Платонова и Пришвина  сближает интерес к неповторимости человеческой личности, в связи с чем в их творчестве особое значение приобретает проблема «простого человека». Платонов  различал  в человеке природные качества – лицо (см. авторскую характеристику Фомы Пухова в «Сокровенном человеке») –  и   личность: его духовное существо. Он находил в жизни масс «высокую конкретную философию», выражая ее  в концептах простоты и сложности души  людей труда, «прочих», «бедняцкого народа».
    Подобный взгляд на  заурядного человека высказывает и Пришвин. Духовная деятельность личности в конечном счете отражена, как следует из его философских раздумий, в обычных  земных  делах. Все душевные акты человека развиваются в нем же самом. Он открыт естественному миру, обнаруживая в себе сакраментальные духовные качества: сердечное отношение к людям, простоту человеческих чувств.   «Как писатель я всегда понимал слово простой, как совершенно законченный. – Пишет Пришвин. – Нет ничего трудней такой простоты, и все русские писатели за это боролись, и в таком простом виде мы получили от них наше наследство. Душевный смысл этой простоты, как подземный пласт горючего, сложен в душе нашего народа, и если бы воскресить извозчика, возившего Тургенева, и спросить его, какой человек был наш самый изысканный писатель, он сказал бы: простой.
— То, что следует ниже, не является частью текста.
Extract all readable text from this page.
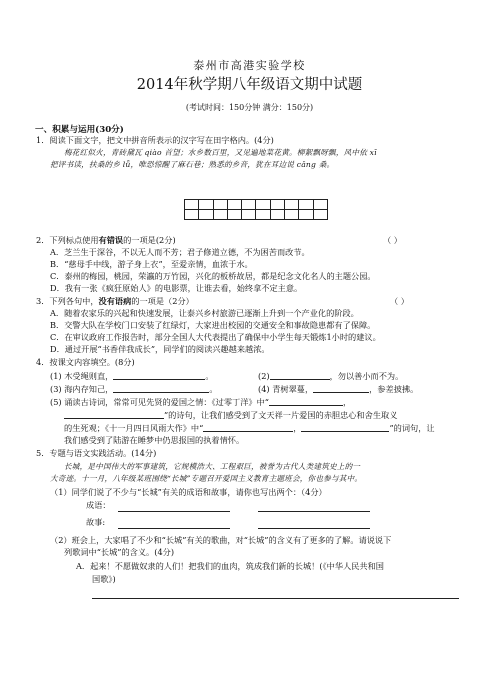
泰州市高港实验学校
2014年秋学期八年级语文期中试题
(考试时间：150分钟 满分：150分)
一、积累与运用(30分)
1．阅读下面文字，把文中拼音所表示的汉字写在田字格内。(4分)
梅花红似火，青砖黛瓦 qiào 首望；水乡数百里，又见遍地菜花黄。柳絮飘呀飘，风中依 xī
把评书读，扶桑的乡 lǚ，唯恐惊醒了麻石巷；熟悉的乡音，犹在耳边说 cǎng 桑。

2．下列标点使用有错误的一项是(2分)	（ ）
A．芝兰生于深谷，不以无人而不芳；君子修道立德，不为困苦而改节。
B．“慈母手中线，游子身上衣”，至爱亲情，血浓于水。
C．泰州的梅园，桃园，荣瀛的万竹园，兴化的板桥故居，都是纪念文化名人的主题公园。
D．我有一张《疯狂原始人》的电影票，让谁去看，始终拿不定主意。
3．下列各句中，没有语病的一项是（2分）	（ ）
A．随着农家乐的兴起和快速发展，让泰兴乡村旅游已逐渐上升到一个产业化的阶段。
B．交警大队在学校门口安装了红绿灯，大家进出校园的交通安全和事故隐患都有了保障。
C．在审议政府工作报告时，部分全国人大代表提出了确保中小学生每天锻炼1小时的建议。
D．通过开展“书香伴我成长”，同学们的阅读兴趣越来越浓。
4．按课文内容填空。(8分)
(1) 木受绳则直，	。	(2)	，勿以善小而不为。
(3) 海内存知己，	。	(4) 青树翠蔓，	，参差披拂。
(5) 诵读古诗词，常常可见先贤的爱国之情：《过零丁洋》中“	，
”的诗句，让我们感受到了文天祥一片爱国的赤胆忠心和舍生取义
的生死观；《十一月四日风雨大作》中“	，	”的词句，让
我们感受到了陆游在睡梦中仍思报国的执着情怀。
5．专题与语文实践活动。(14分)
长城，是中国伟大的军事建筑，它规模浩大、工程艰巨，被誉为古代人类建筑史上的一
大奇迹。十一月，八年级某班围绕“长城”专题召开爱国主义教育主题班会，你也参与其中。
（1）同学们说了不少与“长城”有关的成语和故事，请你也写出两个：（4分）
成语：
故事:
（2）班会上，大家唱了不少和“长城”有关的歌曲，对“长城”的含义有了更多的了解。请说说下
列歌词中“长城”的含义。(4分)
A．起来！不愿做奴隶的人们！把我们的血肉，筑成我们新的长城！(《中华人民共和国
国歌》)
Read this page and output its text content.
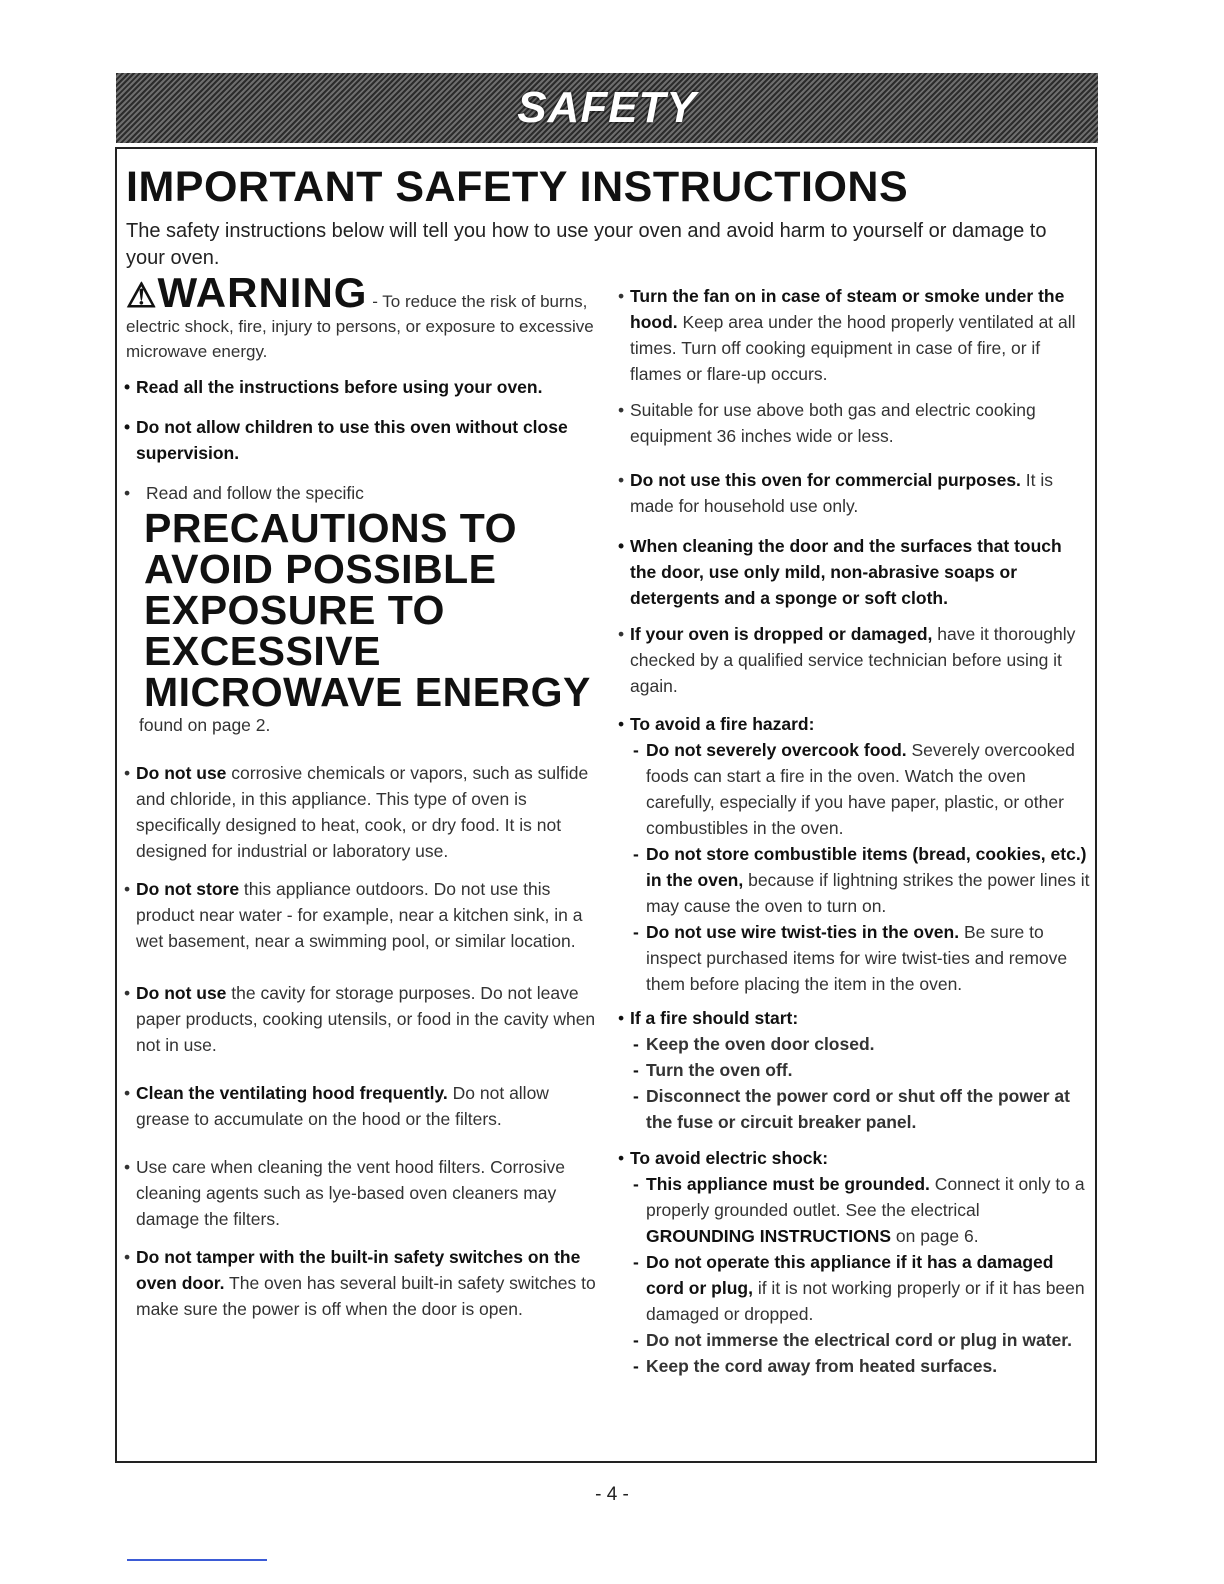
SAFETY
IMPORTANT SAFETY INSTRUCTIONS

The safety instructions below will tell you how to use your oven and avoid harm to yourself or damage to your oven.

⚠WARNING - To reduce the risk of burns, electric shock, fire, injury to persons, or exposure to excessive microwave energy.

• Read all the instructions before using your oven.

• Do not allow children to use this oven without close supervision.

• Read and follow the specific

PRECAUTIONS TO

AVOID POSSIBLE

EXPOSURE TO

EXCESSIVE

MICROWAVE ENERGY

found on page 2.

• Do not use corrosive chemicals or vapors, such as sulfide and chloride, in this appliance. This type of oven is specifically designed to heat, cook, or dry food. It is not designed for industrial or laboratory use.

• Do not store this appliance outdoors. Do not use this product near water - for example, near a kitchen sink, in a wet basement, near a swimming pool, or similar location.

• Do not use the cavity for storage purposes. Do not leave paper products, cooking utensils, or food in the cavity when not in use.

• Clean the ventilating hood frequently. Do not allow grease to accumulate on the hood or the filters.

• Use care when cleaning the vent hood filters. Corrosive cleaning agents such as lye-based oven cleaners may damage the filters.

• Do not tamper with the built-in safety switches on the oven door. The oven has several built-in safety switches to make sure the power is off when the door is open.

• Turn the fan on in case of steam or smoke under the hood. Keep area under the hood properly ventilated at all times. Turn off cooking equipment in case of fire, or if flames or flare-up occurs.

• Suitable for use above both gas and electric cooking equipment 36 inches wide or less.

• Do not use this oven for commercial purposes. It is made for household use only.

• When cleaning the door and the surfaces that touch the door, use only mild, non-abrasive soaps or detergents and a sponge or soft cloth.

• If your oven is dropped or damaged, have it thoroughly checked by a qualified service technician before using it again.

• To avoid a fire hazard:

- Do not severely overcook food. Severely overcooked foods can start a fire in the oven. Watch the oven carefully, especially if you have paper, plastic, or other combustibles in the oven.

- Do not store combustible items (bread, cookies, etc.) in the oven, because if lightning strikes the power lines it may cause the oven to turn on.

- Do not use wire twist-ties in the oven. Be sure to inspect purchased items for wire twist-ties and remove them before placing the item in the oven.

• If a fire should start:

- Keep the oven door closed.

- Turn the oven off.

- Disconnect the power cord or shut off the power at the fuse or circuit breaker panel.

• To avoid electric shock:

- This appliance must be grounded. Connect it only to a properly grounded outlet. See the electrical GROUNDING INSTRUCTIONS on page 6.

- Do not operate this appliance if it has a damaged cord or plug, if it is not working properly or if it has been damaged or dropped.

- Do not immerse the electrical cord or plug in water.

- Keep the cord away from heated surfaces.

- 4 -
И всегда мне казалось, что эта простота и этот простой человек родились в русской культуре» [10].
      Трактовка сущности человека в связи с концептом «простосердечности» призвана у Пришвина оправдать свою привязанность к героям, напоминающим платоновских  странников. Этот духовно-психологический момент  возвращает нас  к образу Ивана-дурака в прозе двух художников-мыслителей. Укажем на  развитие Пришвиным понятия простоты, которое  с ним корреспондирует: «Вот это слово простой наводит теперь меня на размышления о необыкновенной сложности и гибкости этого любимого русским народом эпитета. Что это и в самом деле значит по-русски простой человек? <…> Про иного скажут человека простой  в смысле хороший <…>. А то бывают люди с простинкой или с пыльцой в голове, и это значит больше разиня, чем глупый. Тоже вот Иван-дурак, конечно простой, но тем не менее  он побеждает в деле достижения счастья богатых и  умных, и те в раздражении говорят: дурацкое счастье, или как нашу победу иностранцы одно время понимали, как “чудо”» [11].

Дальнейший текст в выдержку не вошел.